In mathematics and physics, models that reproduce the behavior of a multitude of individuals who only see each other through aggregated quantities (also known as macroscopic quantities), the result of each individual's actions, are called mean-field models. For example, the number of people visiting cafés and restaurants on a Friday or Saturday evening is a collective indicator resulting from individual decisions. This collective indicator simply summarizes overall behavior, without knowing the behavior of each individual. It simply aims to describe the statistical behavior of the population.
Mathematically, mean-field phenomena are precisely those in which an individual sees others only in terms of statistical quantities, summarizing the overall state of the population. These models become particularly subtle when each individual making up the gigantic population in which she or he evolves can make choices. If everyone decides to go to a restaurant on a Saturday evening, available tables will certainly run out and menu prices will soar. In fact, a balance is formed between those who insist on going out (for example, because it is an occasion not to be missed) and those who prefer to stay at home. This equilibrium is the basis for restaurant visits. In game theory, this equilibrium is known as a Nash equilibrium.
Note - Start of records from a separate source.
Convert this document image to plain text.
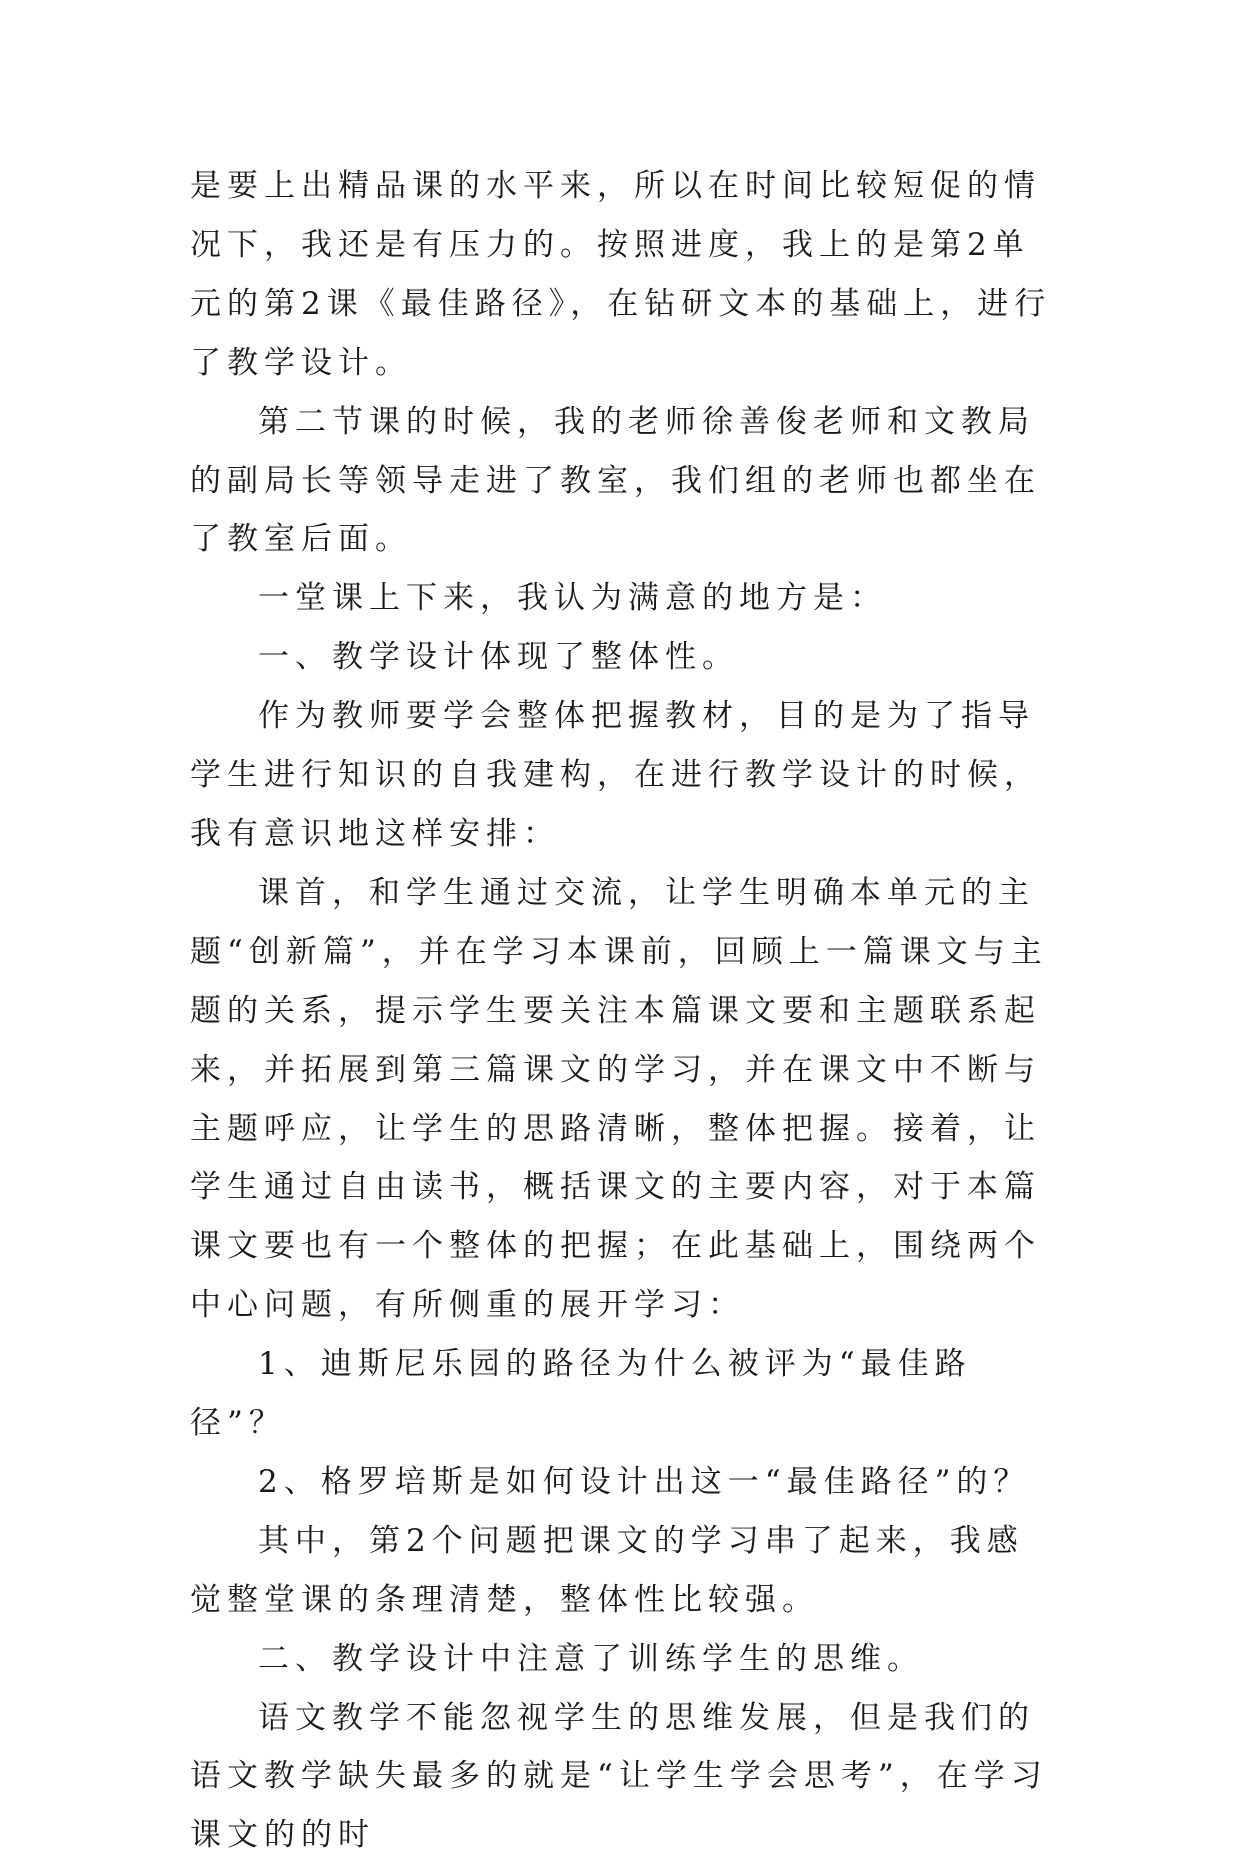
是要上出精品课的水平来，所以在时间比较短促的情况下，我还是有压力的。按照进度，我上的是第2单元的第2课《最佳路径》，在钻研文本的基础上，进行了教学设计。

第二节课的时候，我的老师徐善俊老师和文教局的副局长等领导走进了教室，我们组的老师也都坐在了教室后面。

一堂课上下来，我认为满意的地方是：

一、教学设计体现了整体性。

作为教师要学会整体把握教材，目的是为了指导学生进行知识的自我建构，在进行教学设计的时候，我有意识地这样安排：

课首，和学生通过交流，让学生明确本单元的主题“创新篇”，并在学习本课前，回顾上一篇课文与主题的关系，提示学生要关注本篇课文要和主题联系起来，并拓展到第三篇课文的学习，并在课文中不断与主题呼应，让学生的思路清晰，整体把握。接着，让学生通过自由读书，概括课文的主要内容，对于本篇课文要也有一个整体的把握；在此基础上，围绕两个中心问题，有所侧重的展开学习：

1、迪斯尼乐园的路径为什么被评为“最佳路径”？

2、格罗培斯是如何设计出这一“最佳路径”的？

其中，第2个问题把课文的学习串了起来，我感觉整堂课的条理清楚，整体性比较强。

二、教学设计中注意了训练学生的思维。

语文教学不能忽视学生的思维发展，但是我们的语文教学缺失最多的就是“让学生学会思考”，在学习课文的的时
Mean-field game theory was introduced almost twenty years ago by P.L. Lions and J.M. Lasry, with the aim of answering the following questions: when can an equilibrium be found, and how does it vary with population size? Other questions remain, however. For example, can several equilibria be found in the mathematical sense, and if so, does one make more practical sense than another? Mathematically, the existence of several equilibria corresponds to the presence of abrupt changes in the population's state when one of the model's parameters is moved. One of the hypotheses of the ERC ELISA project is that these abrupt state changes can be erased by forcing the entire population to oscillate under the effect of small random pulses, and then averaging the observed states over each of these small pulses. To validate this hypothesis, we need to construct suitable random pulses. The difficulty lies in the fact that these impulses aim to modify the statistical state of the population as a whole: in effect, we are talking about moving a very large object.